Joseph Veroff, a professor of psychology and research scientist at the Institute for Social Research (ISR), died Sept. 30 in Ann Arbor. He was 77.
(Photo courtesy Veroff family)

Veroff directed a landmark study tracing how American values, attitudes and behavior changed from 1957-76. His research provided some of the first empirical data showing how American values, behavior and attitudes toward work, marriage and parenthood shifted during the '60s, a critical time for the nation. With Elizabeth Douvan and Richard Kulka, Veroff co-authored two influential books based on findings from two nationally representative ISR surveys on these topics: "The Inner American: A Self-Portrait from 1957 to 1976" and "Mental Health in America: Patterns of Help-Seeking from 1957 to 1976." This work replicated and extended the landmark study from the 1950s with Gerald Gurin and Sheila Feld: "Americans View Their Mental Health."

Veroff co-authored several other books, including "Marital Instability: A Social and Behavioral Study of the Early Years," with Douvan and Shirley Hatchett, and "Thrice Told Tales: Married Couples Tell Their Stories," with Diane Homberg and Terri Orbuch. These volumes are based on data from the ISR Early Years of Marriage Project, initiated in 1986.

"His early work on human motivation — for example in his book with his wife Joanne Veroff on 'Social Incentives: A Lifespan Developmental Approach' — stimulated decades of research in personality psychology," says David Winter, a colleague in psychology. "At the same time, he was always careful to understand individual personality in broader American social contexts, including age, race, class and gender."

In his last book, "Savoring: A New Model of Positive Experience," written with Fred Bryant of Loyola University of Chicago, Veroff focused explicitly on measuring and studying the "capacity to attend to, appreciate and enhance the positive experiences in one's life."

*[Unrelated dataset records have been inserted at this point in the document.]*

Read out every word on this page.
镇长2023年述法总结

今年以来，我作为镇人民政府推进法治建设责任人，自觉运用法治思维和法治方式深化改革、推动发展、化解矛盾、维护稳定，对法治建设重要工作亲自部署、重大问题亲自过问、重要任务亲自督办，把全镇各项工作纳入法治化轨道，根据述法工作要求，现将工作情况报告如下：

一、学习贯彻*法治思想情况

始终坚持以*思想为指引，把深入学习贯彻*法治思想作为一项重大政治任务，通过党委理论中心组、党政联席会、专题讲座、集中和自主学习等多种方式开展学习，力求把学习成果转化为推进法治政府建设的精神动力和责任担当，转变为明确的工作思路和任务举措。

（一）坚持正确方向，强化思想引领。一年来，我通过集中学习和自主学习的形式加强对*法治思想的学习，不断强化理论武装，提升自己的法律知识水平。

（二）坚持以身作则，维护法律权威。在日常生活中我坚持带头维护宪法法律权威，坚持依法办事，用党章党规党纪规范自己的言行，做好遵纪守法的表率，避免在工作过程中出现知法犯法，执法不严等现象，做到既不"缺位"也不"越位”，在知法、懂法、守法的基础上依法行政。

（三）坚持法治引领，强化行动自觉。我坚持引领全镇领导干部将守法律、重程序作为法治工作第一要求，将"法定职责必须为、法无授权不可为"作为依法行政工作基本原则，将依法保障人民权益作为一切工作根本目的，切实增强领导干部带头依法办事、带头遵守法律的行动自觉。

With Douvan, Veroff was a founding member of the Family and Sex Roles Program (later the Life Course Development Program) at ISR.

He made significant contributions to the Department of Psychology, serving as graduate chair for many years. He taught and mentored generations of young scholars with a combination of high intellectual standards, clear expectations of hard work, research, a wry and clever sense of humor, and good food. "It is hard to pass the old Veroff house on Granger without thinking of the many casual get-togethers for faculty and students, replete with wonderful home-cooked dishes, engaging conversation and good company that he and Jody provided for scores of scholars over the years," said Toni Antonucci, the Elizabeth M. Douvan Collegiate Professor of Psychology, director of the ISR Life Course Development Program and a former post-doctoral fellow.

Other colleagues remembered Veroff as a respected and beloved teacher and mentor, who pioneered in supporting, nurturing, and training the graduate education and career development of underrepresented groups in psychology. "I, and many other women who got their doctorates in psychology when women were still a small minority in the profession, had successful outcomes only by the good fortune of working with someone as respectful and encouraging as Joe Veroff," says Wendy House, a former student.

"Joe's capacity for collaboration was remarkable," says Abby Stewart, a psychologist who collaborated with Veroff on the marriage project. "He loved to bring students and colleagues together and exchange ideas. His research group was always lively, producing data analysis, good food and good company in equal parts. Joe's savoring of these pleasures was contagious."

Veroff received his bachelor's degree in 1950 at Wesleyan University and his master's and doctorate degrees at U-M.

He was an instructor at Princeton University in 1955-56, then returned to U-M as a study director at the ISR Survey Research Center. After serving as a lecturer in the Department of Psychology, he was promoted to assistant professor in 1958, associate professor in 1962 and professor in 1967. In 1975 he was named a faculty associate at ISR and in1985, he became an ISR research professor.

Veroff is survived by his wife Jody, children Susie, Matt, Dan, Paul and David, 10 grandchildren, and two great grandchildren.

A memorial service is scheduled for 2 p.m. Nov. 24 in 1324 East Hall.